First, James says that distinctions have been made among yourselves. A class warfare so to speak and possibly similar to what happened in Corinth. Paul addressed this in the first chapter of I Corinthians concerning those who made distinctions based on names of preachers . Second, he asks, in what I think is a question obviously designed to be answered “yes!”, if they have not become judges with evil thoughts?
It is bad enough to make yourself a judge and he will have more to say on this in the book but this judge is one with ‘evil thoughts’. A quick consult of a concordance and you can see ‘evil thoughts’ appearing in Matthew 15:19 and Mark 7:21. At the end of a discussion on Corban (a scheme by which the pharisees enriched themselves in so-called service to God), Jesus says that from the heart proceed evil thoughts. I would suggest that covetousness would be included in that context and this one.
Maybe they just were hoping that this rich man would drop a Talent or two into the collection plate. I am sure no one expected more than 1/2 a shilling from the poor man if that much. After all, they had buildings to build, salaries to pay, programs to fund…oh wait, once again I am getting a few centuries ahead of myself. Maybe they saw him as a potential business partner, client or someone who had connections that would help them out.

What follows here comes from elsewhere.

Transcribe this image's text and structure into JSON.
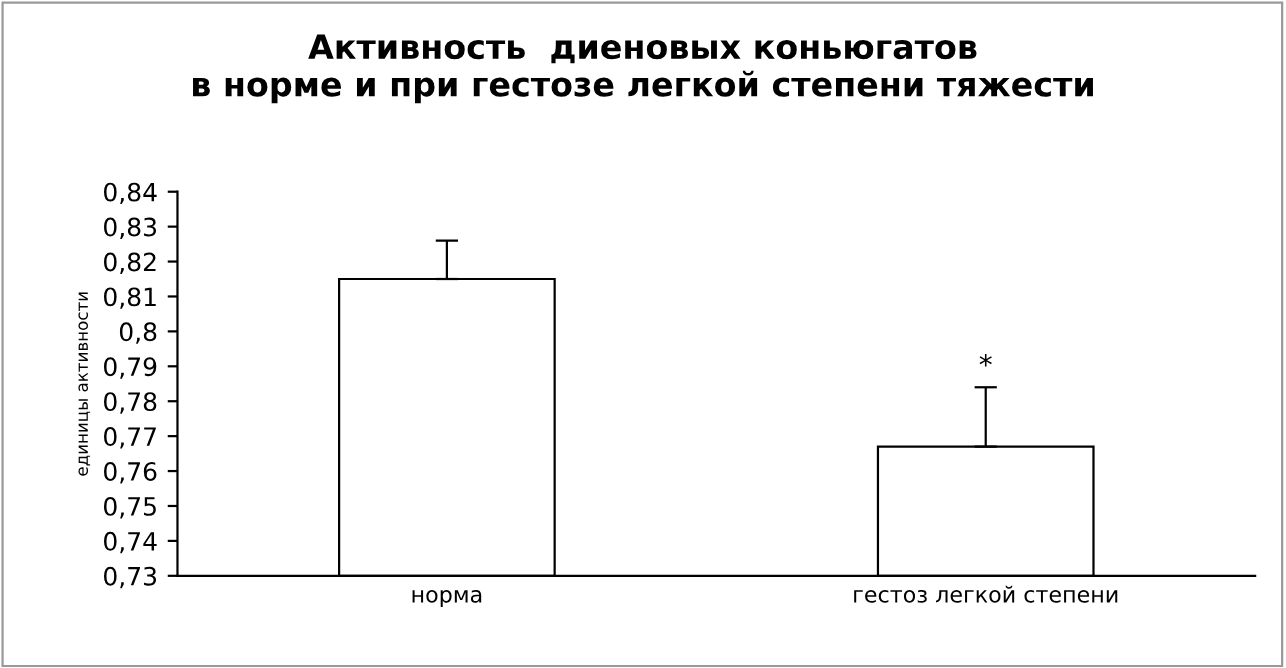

In either case, the fact that they were well dressed became an enticement and their own lusts brought forth sin. (mmmm, heard that somewhere! 1:13-15) James says “don’t let the sin grow up!”
Another danger to this would be that the rich man might fall for this partial treatment and consider himself to be somebody special. Jesus was subject to this kind of flattery and yet did not succumb to it. Still, who is to say that this person might not think “wow! I must be someone.” Of course the truth is ‘there is neither Jew nor Greek, bond nor free, male nor female and let me add ‘black nor white, rich nor poor’ we are all one in Christ. Gal 3:26-29
Still another danger would be that the poor man in seeing this might become discouraged and fall. Sure temptations will come and even the poor must endure them (1:3 and 9) but woe to the one who puts the stumbling block in his way.
I am sure that the person showing partiality had a logical reason for doing so. However, let me suggest that if the President of the United States (pick your favorite, Obama, Bush or Reagan) were to come into your assembly and a poor man from the poor side of town were to choose that day to visit also. The best you could do is say “Mr. President…Welcome. Please go find a seat. Sit where you like.” and to the poor man. Sir, welcome….please go find a seat. Sit where you like.”